ISIS has been given waves of publicity for its ferocity and barbarism, but as with all such publicity, we must make allowances for inflated claims. We do have reports that in villages where residents ran from ISIS, they are returning and being treated decently. Would anyone return to place occupied by a wild band of cutthroats? If such a force shows up at a town or village where there is a great deal of dissatisfaction with the Maliki government, it is not hard to see how the locals might run, but how do we explain reports of those who ran away being welcomed back?

The key factor as to whether Maliki can stop ISIS is the loyalty of the army as well as local populations, and that is not certain at all. It is extremely likely that strategic payments to soldiers and others are being made to secure results like those of the early ISIS victories, the funds coming from Saudi Arabia. Soldiers running and leaving behind modern tanks when confronted with a mob in Japanese pick-ups are not credible otherwise. Remember, Iraq is a place where pallet-loads of freshly-printed United States’ hundred dollar bills disappeared in countless payments and bribes to silence various groups active in the violent wake of America’s so-called victory. It is the way the place has worked for a decade of corrupt American influence.

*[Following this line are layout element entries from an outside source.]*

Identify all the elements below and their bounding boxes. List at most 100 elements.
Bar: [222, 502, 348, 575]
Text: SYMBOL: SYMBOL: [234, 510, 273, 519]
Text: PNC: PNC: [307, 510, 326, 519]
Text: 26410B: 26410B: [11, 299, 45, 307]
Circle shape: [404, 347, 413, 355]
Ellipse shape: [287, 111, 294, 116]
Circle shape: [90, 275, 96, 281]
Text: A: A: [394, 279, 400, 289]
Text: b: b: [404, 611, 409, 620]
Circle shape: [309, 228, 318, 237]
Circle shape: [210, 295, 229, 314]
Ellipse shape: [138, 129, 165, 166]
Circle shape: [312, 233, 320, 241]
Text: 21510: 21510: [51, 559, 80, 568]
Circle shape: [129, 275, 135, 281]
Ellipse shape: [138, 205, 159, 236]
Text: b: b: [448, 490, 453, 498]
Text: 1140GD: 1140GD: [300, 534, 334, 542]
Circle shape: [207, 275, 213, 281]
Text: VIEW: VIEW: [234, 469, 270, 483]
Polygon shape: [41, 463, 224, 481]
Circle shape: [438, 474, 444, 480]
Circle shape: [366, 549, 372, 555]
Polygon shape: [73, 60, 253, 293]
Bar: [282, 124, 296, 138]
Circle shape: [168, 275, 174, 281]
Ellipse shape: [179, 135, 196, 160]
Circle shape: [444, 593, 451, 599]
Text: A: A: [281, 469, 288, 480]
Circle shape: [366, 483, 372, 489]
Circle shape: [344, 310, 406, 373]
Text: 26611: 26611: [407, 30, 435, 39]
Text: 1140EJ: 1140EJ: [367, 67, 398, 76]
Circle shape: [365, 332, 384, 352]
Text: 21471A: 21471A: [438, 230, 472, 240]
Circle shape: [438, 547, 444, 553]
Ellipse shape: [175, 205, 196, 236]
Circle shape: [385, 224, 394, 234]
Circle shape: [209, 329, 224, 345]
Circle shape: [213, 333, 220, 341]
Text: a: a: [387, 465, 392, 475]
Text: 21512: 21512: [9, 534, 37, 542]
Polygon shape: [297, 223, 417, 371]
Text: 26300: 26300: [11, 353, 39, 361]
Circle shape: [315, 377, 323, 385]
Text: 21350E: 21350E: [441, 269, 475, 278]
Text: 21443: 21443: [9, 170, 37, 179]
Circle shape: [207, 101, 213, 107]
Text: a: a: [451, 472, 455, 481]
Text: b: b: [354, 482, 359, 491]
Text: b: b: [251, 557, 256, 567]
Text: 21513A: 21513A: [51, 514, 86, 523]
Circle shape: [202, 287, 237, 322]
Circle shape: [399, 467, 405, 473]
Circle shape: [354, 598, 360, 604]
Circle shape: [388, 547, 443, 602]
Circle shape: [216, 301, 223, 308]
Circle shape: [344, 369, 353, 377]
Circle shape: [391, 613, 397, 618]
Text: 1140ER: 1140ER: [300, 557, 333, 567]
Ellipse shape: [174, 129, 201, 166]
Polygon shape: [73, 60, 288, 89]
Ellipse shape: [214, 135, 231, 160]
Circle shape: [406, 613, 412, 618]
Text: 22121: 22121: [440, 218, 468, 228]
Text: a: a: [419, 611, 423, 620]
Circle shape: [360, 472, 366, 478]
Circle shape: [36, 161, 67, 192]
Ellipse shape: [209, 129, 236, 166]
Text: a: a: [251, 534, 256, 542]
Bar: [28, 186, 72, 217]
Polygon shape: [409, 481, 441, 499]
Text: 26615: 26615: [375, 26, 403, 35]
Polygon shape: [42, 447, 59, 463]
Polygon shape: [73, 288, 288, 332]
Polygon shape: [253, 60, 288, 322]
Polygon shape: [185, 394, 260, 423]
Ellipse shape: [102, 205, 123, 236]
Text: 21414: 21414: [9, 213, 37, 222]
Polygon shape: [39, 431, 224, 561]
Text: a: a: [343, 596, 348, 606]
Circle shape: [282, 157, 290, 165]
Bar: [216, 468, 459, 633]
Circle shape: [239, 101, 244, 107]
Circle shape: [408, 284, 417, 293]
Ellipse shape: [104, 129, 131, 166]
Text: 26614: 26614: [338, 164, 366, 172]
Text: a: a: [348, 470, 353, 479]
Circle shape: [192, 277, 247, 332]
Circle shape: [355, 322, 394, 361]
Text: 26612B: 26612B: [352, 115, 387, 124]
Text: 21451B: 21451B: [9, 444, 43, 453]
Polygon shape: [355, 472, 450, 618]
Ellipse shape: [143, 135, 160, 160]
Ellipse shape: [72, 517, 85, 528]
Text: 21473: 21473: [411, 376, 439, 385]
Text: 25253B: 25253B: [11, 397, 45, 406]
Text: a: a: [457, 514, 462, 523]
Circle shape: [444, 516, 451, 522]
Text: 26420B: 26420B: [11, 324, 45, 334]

A high Israeli official was quoted recently saying it was Iran’s influence that is most dangerous in the region, not that of ISIS. Of course, that should tell us a great deal. In this part of the world, Israel’s views count for far more than those of all the other countries put together, at least, so far as the United States’ government is concerned, the ridiculous lopsidedness in that reflecting the best Congress campaign funding can buy.